A new contribution to friction is predicted to occur in systems with magnetic correlations: Tangential relative motion of two Ising spin systems pumps energy into the magnetic degrees of freedom. This leads to a friction force proportional to the area of contact. The velocity and temperature dependence of this force are investigated. Magnetic friction is strongest near the critical temperature, below which the spin systems order spontaneously. Antiferromagnetic coupling leads to stronger friction than ferromagnetic coupling with the same exchange constant. The basic dissipation mechanism is explained. A surprising effect is observed in the ferromagnetically ordered phase: The relative motion can act like a heat pump cooling the spins in the vicinity of the friction surface.

Figure 1

Accumulated energy $\Delta E_{\mathrm{bath}}$ per spin which is transferred to the heat bath during a time interval $t$, without motion ($v=0$) and with motion ($v=1$) of the two half-spaces. Simulation with Metropolis rates. The total energy per spin fluctuates around the exact value $E/N\approx -1.10608$ [20] in both cases.

Figure 2

Energy dissipation rate $P$ per unit length as a function of the relative velocity $v$ of the two half-spaces (averaged over 100 runs). Dashed line: Metropolis rates. Dotted line: Glauber rates. Solid line: Exact solution for the limit $v\to 0$.

Figure 3

Temperature dependence of the friction force per unit length, $F/L$. Solid line: Exact quasistatic limit $v\to 0$. Simulation results with Metropolis rates (circles) for $v=0.1$ agree with the quasistatic limit.

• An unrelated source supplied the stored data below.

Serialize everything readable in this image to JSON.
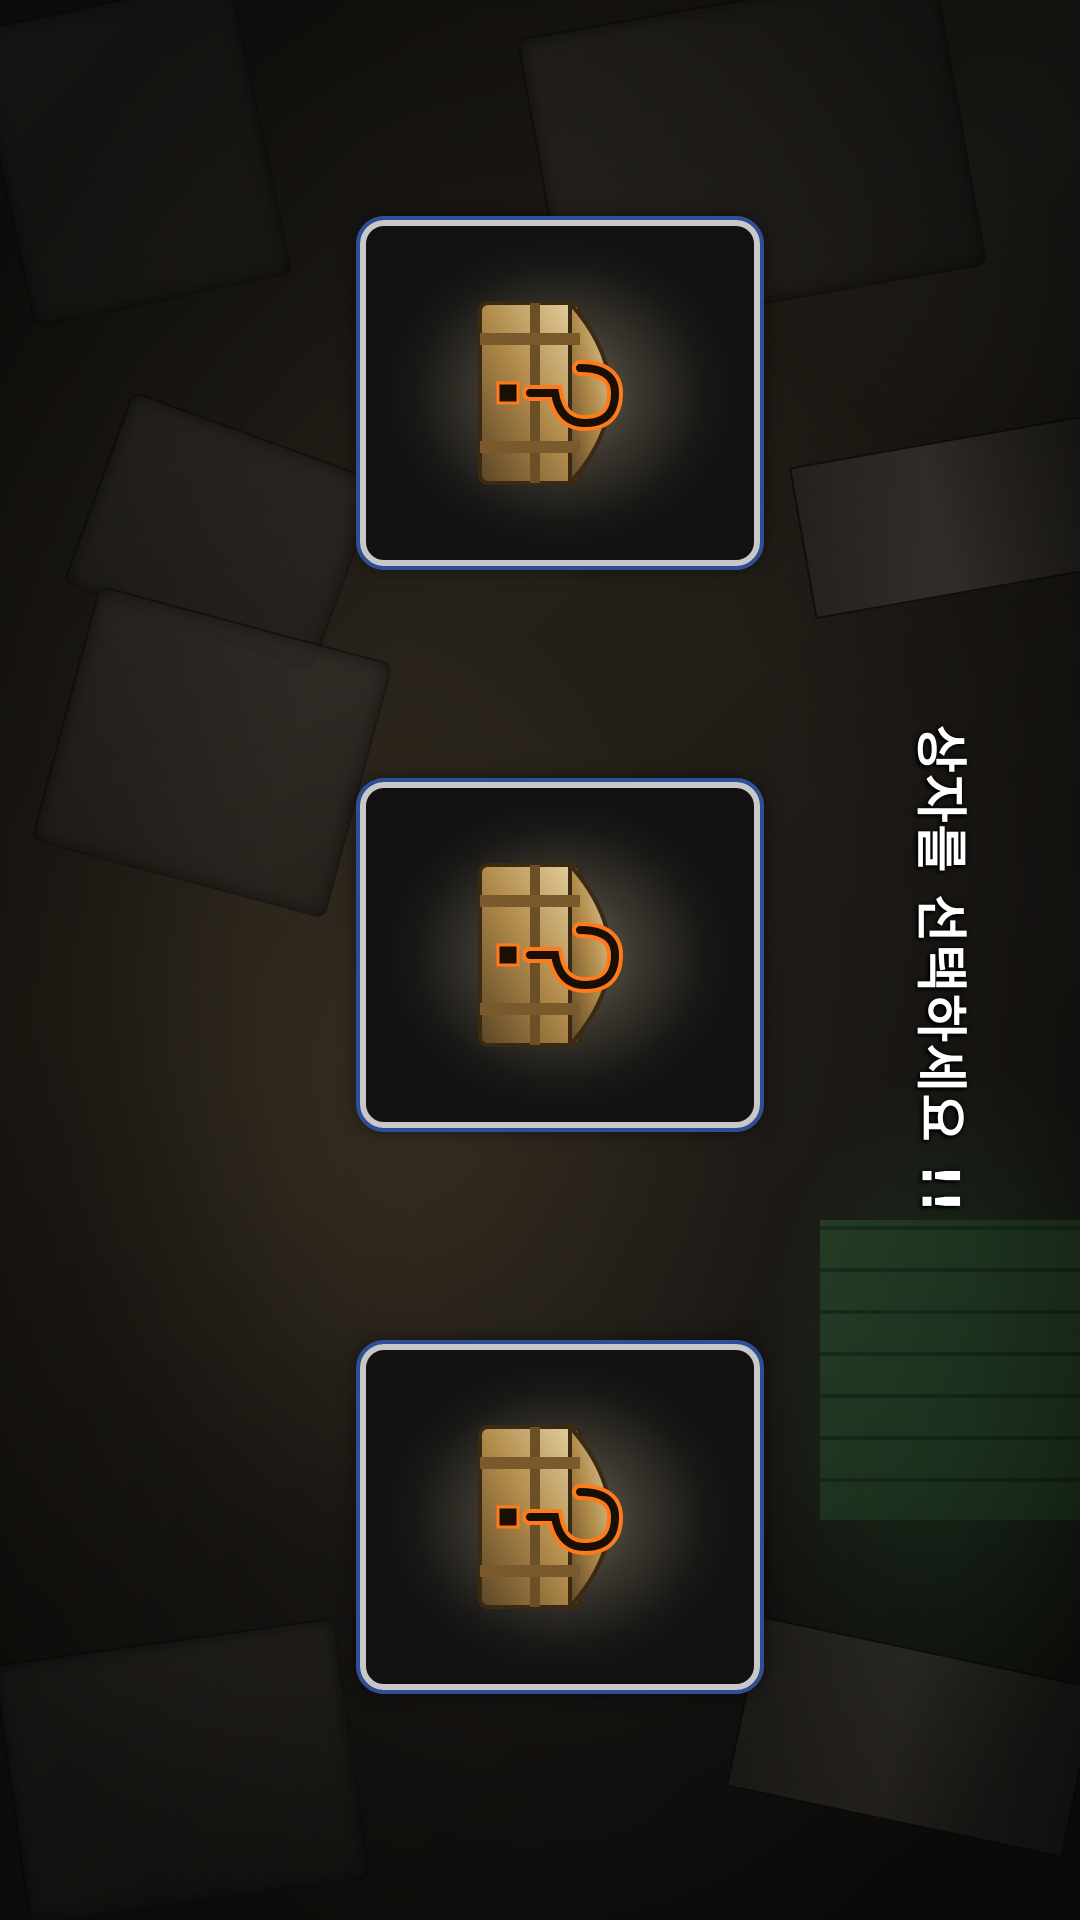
{
  "prompt": {
    "text": "상자를 선택하세요 !!"
  },
  "chests": [
    {
      "label": "",
      "icon": "treasure-chest-icon"
    },
    {
      "label": "",
      "icon": "treasure-chest-icon"
    },
    {
      "label": "",
      "icon": "treasure-chest-icon"
    }
  ],
  "colors": {
    "card_border": "#c8c8c8",
    "card_outline": "#2d4f98",
    "text": "#ffffff",
    "chest_gold": "#c9a35a",
    "chest_glow": "#ff7a1a"
  }
}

For $v=1$ the friction forces for Metropolis rates (dashed line), respectively, Glauber rates (dotted line) are larger corresponding to the upward curvature in Fig. 2. All data are averaged over 100 runs. The critical temperature is indicated by the dashed vertical line.

Figure 4

Magnetization profile along the $z$ axis perpendicular to the slip plane (at $z=40$ in units of the lattice constant $a$) at $T=2.1<T_C$ for Glauber rates at different velocities. The local magnetization near the slip plane is enhanced. This effect becomes stronger for increasing velocity and saturates for the same reason as in Fig. 2. When using Metropolis rates this effect is less pronounced (not shown).